= Redmoon Theater =

Redmoon Theater was a Chicago based nonprofit theatrical company under the direction of Jim Lasko and Frank Maugeri that specialized in site-specific productions emphasizing visual spectacle. Productions were often outdoors, sometimes ticketed, sometimes freely viewable in public spaces. It is now defunct.

== Production history ==
Redmoon Theater was founded in 1990 by puppeteer Blair Thomas and choreographer Lauri Macklin. In 1992, Macklin left and Thomas continued on his own until Jim Lasko joined the theater.

They had indoor theater productions of classic stories like Moby-Dick and Frankenstein, while beginning to explore outdoor spaces. Mr. Thomas left the theater in 1998, leaving it to Jim Lasko. In 2009, Mr. Lasko accepted a one-year appointment to become the Artist in Residence for the City of Chicago. After 13 years of working as an artist and community leader with the organization, Frank Maugeri assumed the role of artistic director. A year later, the duo joined forces to co-lead Redmoon.

== Productions ==
The company has created theater productions, community projects and large-scale, site-specific performances, that have been experienced across Chicago from Belmont Harbor and the Jackson Park Lagoon to the façade of the Museum of Contemporary Art. Redmoon has also worked in traditional theater venues from the stage of Harris Theater to Steppenwolf.
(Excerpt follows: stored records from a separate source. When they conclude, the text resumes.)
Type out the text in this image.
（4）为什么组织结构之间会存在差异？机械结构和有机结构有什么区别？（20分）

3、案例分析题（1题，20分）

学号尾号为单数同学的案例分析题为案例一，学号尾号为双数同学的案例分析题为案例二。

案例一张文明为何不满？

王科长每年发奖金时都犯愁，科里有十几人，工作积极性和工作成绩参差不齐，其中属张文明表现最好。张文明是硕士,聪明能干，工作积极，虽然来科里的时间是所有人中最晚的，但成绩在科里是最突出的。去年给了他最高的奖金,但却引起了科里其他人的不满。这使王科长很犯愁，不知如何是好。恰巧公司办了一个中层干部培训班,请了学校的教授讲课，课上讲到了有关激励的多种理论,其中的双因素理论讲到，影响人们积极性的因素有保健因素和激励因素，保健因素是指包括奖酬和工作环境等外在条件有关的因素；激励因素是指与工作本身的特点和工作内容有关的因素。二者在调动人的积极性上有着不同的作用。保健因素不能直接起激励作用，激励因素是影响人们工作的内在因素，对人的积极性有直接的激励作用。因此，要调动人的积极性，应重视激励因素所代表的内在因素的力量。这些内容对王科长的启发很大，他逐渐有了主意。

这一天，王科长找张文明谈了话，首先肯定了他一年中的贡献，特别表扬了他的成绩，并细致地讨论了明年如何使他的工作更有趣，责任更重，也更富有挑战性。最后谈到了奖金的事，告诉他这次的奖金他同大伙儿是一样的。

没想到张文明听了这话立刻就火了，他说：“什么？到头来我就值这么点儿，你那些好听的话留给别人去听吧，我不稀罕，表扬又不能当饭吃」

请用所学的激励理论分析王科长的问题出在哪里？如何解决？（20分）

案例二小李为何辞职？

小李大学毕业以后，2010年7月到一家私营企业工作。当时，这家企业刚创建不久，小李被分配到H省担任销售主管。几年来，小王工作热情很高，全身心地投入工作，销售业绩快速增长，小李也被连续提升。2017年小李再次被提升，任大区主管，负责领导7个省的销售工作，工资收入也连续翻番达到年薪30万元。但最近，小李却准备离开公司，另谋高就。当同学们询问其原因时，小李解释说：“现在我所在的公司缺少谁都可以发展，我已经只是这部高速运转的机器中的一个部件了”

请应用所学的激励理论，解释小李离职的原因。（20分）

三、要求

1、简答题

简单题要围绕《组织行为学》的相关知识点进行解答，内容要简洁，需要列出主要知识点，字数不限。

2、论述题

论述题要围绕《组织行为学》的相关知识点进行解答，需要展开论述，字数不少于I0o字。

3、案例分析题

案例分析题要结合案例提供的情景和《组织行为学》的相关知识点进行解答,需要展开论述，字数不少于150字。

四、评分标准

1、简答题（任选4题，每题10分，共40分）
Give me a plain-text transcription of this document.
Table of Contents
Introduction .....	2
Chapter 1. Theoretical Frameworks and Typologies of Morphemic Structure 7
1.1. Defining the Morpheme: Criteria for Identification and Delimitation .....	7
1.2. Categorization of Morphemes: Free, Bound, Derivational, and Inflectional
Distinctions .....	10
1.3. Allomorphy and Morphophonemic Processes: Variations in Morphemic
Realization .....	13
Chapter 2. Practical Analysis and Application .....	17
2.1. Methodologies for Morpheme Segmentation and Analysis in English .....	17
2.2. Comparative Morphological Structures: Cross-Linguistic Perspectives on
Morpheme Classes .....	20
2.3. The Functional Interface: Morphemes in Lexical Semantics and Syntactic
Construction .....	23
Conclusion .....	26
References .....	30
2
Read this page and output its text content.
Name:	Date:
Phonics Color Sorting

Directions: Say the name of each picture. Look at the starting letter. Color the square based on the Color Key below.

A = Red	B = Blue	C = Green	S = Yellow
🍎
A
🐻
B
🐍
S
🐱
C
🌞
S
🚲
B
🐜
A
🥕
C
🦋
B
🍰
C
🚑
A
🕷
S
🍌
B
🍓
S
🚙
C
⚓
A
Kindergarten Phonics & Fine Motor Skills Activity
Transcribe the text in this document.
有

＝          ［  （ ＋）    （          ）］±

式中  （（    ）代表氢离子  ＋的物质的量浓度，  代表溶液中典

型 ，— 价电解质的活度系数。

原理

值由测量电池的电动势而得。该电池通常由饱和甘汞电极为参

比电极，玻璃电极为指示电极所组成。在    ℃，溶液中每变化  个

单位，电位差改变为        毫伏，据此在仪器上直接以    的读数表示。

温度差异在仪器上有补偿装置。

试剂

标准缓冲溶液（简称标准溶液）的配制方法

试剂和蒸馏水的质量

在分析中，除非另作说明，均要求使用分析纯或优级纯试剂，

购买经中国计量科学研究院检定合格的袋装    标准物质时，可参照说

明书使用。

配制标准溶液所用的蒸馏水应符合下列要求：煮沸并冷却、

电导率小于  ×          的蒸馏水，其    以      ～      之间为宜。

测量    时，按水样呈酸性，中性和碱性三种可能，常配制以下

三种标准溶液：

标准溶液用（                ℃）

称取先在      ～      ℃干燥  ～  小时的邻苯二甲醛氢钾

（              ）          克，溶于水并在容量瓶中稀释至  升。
In addition, the company has produced international projects in the Netherlands, Ireland, France, and Australia.

=== Major works ===
From 1995 to 2002, Redmoon produced All Hallows' Eve, a ritual performance during Halloween in Chicago's Logan Square neighborhood, that in its final year, brought an audience of over 10,000.

In 2007, Redmoon created a large-scale commissioned work for the newly created festival Looptopia, which featured site installations throughout the Loop with a procession down Washington Street in a performance in Daley Plaza for more than 20,000 spectators.

In 2010, co-produced by Redmoon Theater and the Museum of Contemporary Art, Chicago, "The Astronaut's Birthday," a production reminiscent of a graphic novel, was projected onto the west façade of the MCA as audience members watched from the plaza.

== Style ==
With this unique visual language, Redmoon Theater aspired to transform streets and stages into places of public celebration, capable of speaking across cultural, ethnic, and generational boundaries that focuses on contributing to civic well-being and social exchange.

Highly influenced by contemporary art works and ancient theatrical forms, Redmoon Theater created a performance style that is part pageantry, gadgetry, acrobatics, and ephemera.

== Reception ==
The company has been hailed by the Chicago Tribune as “impossibly inventive” and “full of visual wit,” and described by the Chicago Sun-Times as “one of the only theaters that can keep a 2-year-old and a 50-year-old equally enchanted and filled with wide-eyed wonder.”